Absolutely men and women are considered equal in Islam. Several Qur’an verses (the ultimate authority for Muslims) emphasize this point:
“And their Lord hath accepted of them, and answered them: ‘Never will I suffer to be lost the work of any of you, be he male or female: Ye are members, one of another:…’ (3:195)
“If any do deeds of righteousness, — be they male or female — and have faith, they will enter Heaven, and not the least injustice will be done to them.” (4:124)
“For Muslim men and women, for believing men and women, for devout men and women, for true men and women, for men and women who are patient and constant, for men and women who humble themselves, for men and women who give in Charity, for men and women who fast (and deny themselves), for men and women who guard their chastity, and for men and women who engage much in God’s praise, for them has God prepared forgiveness and great reward.” (33:35)
“The Believers, men and women, are protectors one of another: they enjoin what is just, and forbid what is evil: they observe regular prayers, practice regular charity, and obey God and His Messenger. On them will God pour His mercy: for God is Exalted in power, Wise.” (9:71)

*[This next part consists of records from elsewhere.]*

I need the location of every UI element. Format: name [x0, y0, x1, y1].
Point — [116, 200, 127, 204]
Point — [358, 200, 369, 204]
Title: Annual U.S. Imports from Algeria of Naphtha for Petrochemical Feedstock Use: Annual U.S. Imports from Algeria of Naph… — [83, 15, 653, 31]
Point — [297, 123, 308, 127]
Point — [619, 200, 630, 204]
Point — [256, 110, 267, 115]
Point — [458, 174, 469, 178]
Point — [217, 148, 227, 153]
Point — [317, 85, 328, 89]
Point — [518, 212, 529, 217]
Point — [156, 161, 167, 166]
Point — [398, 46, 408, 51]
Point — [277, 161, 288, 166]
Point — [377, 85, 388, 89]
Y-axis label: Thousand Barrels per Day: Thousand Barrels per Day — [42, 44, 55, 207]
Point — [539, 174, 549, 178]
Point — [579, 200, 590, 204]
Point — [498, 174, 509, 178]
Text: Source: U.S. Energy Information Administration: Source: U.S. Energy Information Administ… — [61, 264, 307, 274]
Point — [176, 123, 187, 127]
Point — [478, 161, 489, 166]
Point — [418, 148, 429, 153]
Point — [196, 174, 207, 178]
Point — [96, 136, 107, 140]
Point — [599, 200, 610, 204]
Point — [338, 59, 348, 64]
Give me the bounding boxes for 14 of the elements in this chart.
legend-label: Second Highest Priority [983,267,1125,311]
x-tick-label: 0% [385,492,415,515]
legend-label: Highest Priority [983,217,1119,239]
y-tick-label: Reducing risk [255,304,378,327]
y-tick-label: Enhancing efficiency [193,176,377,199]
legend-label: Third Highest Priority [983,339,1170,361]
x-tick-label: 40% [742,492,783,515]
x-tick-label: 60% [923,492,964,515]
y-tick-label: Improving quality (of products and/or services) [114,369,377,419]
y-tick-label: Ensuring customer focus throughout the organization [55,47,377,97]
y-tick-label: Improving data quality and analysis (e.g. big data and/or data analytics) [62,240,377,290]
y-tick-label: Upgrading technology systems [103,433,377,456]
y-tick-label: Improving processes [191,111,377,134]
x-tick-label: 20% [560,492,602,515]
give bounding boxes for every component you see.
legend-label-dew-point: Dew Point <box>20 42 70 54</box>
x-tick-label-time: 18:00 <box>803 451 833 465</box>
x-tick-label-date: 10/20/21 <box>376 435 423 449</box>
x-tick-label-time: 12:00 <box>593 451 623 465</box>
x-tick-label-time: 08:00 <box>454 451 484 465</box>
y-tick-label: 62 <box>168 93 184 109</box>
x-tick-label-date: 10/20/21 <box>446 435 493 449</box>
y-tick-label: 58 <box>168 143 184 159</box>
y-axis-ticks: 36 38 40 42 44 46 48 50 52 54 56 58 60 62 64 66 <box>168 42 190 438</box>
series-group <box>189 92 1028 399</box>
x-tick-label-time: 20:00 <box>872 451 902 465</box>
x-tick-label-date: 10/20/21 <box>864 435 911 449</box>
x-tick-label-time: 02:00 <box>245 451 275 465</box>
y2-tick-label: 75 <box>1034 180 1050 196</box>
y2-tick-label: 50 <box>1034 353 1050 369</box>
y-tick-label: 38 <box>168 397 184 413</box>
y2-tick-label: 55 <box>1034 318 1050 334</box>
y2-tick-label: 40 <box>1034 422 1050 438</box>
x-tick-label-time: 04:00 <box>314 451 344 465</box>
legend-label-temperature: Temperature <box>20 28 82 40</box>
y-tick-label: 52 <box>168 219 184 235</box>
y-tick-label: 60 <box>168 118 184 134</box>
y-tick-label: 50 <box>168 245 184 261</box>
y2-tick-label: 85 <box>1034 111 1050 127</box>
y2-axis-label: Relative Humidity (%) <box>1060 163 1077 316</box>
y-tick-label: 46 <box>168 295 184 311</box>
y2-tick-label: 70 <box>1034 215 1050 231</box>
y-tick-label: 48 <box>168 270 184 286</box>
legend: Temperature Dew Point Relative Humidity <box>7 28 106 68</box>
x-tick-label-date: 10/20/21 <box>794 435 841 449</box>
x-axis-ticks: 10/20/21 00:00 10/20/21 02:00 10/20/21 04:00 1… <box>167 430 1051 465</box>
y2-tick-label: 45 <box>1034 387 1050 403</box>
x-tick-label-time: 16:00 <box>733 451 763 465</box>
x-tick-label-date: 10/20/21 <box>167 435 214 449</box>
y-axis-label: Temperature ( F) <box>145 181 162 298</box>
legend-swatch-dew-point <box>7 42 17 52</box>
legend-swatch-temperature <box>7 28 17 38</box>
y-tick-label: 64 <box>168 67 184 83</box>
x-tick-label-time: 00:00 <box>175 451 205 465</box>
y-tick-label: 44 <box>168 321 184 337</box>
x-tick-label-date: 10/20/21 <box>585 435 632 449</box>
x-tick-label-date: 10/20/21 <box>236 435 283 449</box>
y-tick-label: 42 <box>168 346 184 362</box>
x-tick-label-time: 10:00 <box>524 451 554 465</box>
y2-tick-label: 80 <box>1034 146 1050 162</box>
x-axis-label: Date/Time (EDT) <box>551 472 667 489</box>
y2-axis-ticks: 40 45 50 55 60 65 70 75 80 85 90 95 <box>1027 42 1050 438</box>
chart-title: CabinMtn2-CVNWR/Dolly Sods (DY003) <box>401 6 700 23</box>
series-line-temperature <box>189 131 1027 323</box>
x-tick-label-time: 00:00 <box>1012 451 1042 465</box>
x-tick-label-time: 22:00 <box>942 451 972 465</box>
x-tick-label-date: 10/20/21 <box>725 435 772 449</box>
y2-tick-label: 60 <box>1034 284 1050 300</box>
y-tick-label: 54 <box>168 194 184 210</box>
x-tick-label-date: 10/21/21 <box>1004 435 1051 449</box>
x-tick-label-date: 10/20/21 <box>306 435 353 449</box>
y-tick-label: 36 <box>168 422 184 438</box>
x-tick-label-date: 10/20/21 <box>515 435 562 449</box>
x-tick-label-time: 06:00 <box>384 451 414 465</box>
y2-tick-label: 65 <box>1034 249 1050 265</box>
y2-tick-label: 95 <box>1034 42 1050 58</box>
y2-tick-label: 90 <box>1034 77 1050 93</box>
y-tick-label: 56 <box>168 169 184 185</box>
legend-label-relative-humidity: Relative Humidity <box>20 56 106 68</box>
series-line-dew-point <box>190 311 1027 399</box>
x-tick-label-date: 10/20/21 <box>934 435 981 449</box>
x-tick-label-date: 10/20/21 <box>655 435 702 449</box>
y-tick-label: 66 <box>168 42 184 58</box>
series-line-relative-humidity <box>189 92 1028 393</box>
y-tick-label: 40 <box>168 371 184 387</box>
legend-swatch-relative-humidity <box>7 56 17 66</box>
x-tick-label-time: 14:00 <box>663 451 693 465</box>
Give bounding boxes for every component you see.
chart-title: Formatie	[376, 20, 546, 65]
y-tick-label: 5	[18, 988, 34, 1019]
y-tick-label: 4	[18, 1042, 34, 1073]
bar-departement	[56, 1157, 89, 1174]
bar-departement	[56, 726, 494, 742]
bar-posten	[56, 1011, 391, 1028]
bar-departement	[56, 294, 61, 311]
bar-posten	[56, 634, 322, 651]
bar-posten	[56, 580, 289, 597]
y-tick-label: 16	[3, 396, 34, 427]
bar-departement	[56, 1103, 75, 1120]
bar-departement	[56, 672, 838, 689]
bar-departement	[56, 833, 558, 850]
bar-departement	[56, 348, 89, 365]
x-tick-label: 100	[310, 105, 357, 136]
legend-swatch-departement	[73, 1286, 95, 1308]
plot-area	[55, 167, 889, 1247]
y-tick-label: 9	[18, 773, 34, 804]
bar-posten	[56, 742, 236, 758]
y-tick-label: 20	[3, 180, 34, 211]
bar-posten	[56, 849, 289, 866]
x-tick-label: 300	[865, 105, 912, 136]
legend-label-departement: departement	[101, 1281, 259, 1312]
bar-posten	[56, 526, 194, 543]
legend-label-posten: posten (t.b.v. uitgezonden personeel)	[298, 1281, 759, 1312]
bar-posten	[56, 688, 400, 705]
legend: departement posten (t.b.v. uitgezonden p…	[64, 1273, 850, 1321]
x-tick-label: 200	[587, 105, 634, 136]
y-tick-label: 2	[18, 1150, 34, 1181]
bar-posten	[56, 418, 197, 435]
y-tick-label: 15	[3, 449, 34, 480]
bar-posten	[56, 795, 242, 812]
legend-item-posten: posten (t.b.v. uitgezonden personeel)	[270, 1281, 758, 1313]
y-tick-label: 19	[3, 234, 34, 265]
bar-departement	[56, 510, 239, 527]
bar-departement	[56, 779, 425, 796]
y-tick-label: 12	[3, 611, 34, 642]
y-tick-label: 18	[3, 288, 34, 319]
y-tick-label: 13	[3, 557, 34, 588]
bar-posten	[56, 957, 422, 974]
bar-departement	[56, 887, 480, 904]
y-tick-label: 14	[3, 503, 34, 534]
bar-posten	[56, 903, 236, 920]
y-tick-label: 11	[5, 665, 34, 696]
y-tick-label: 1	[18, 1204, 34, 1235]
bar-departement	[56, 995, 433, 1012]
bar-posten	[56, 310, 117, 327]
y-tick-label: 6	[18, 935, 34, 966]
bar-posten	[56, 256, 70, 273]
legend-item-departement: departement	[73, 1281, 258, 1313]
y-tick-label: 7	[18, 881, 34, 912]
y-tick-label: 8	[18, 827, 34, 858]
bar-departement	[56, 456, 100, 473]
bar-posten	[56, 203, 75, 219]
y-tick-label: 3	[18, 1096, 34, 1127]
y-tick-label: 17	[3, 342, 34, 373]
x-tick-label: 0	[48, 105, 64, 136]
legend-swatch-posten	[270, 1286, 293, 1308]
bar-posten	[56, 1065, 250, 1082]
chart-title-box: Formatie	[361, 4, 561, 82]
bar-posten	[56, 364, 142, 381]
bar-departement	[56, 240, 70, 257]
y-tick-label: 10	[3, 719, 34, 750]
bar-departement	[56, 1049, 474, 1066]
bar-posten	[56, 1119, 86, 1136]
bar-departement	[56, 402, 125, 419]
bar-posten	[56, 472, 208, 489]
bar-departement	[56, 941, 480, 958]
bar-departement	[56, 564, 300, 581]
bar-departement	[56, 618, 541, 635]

Some point to disproportionate inheritance laws as justification of the inequality of men and women in Islam; however, the context is that Islam has overthrown Arab tradition by giving women a share of the inheritance. The share of men is in some cases larger because they are required to spend part of their share in support of women. The point of the verse is it is only fair that men support women from their bigger share of the inheritance. (Not to mention that in modern America married men earn almost double the wages of married women in similar positions.) The woman’s share, though smaller (though not in all cases), belongs totally to the woman and she is not required to support men out of it. Some scholars have interpreted the “more” given to men as more strength than women. This ignores the context of inheritance, but perhaps they have a point and the Qur’an may be subtly alluding to the broader context of the social relationships between men and women that have been the case in every society in history. But in no case does this verse in any way imply any spiritual superiority of men over women whatsoever. Nor can such an interpretation be defended. (1) It is against the simple meaning of the text; (2) it is violates the context; (3) it contradicts the numerous other verses in the Qur’an insisting on the spiritual equality of men and women (as in 33:35 quoted above). Indeed, the opening verse of the surah named “Women” exalts the status of women demanding: “Revere the wombs that bore you” (4:1).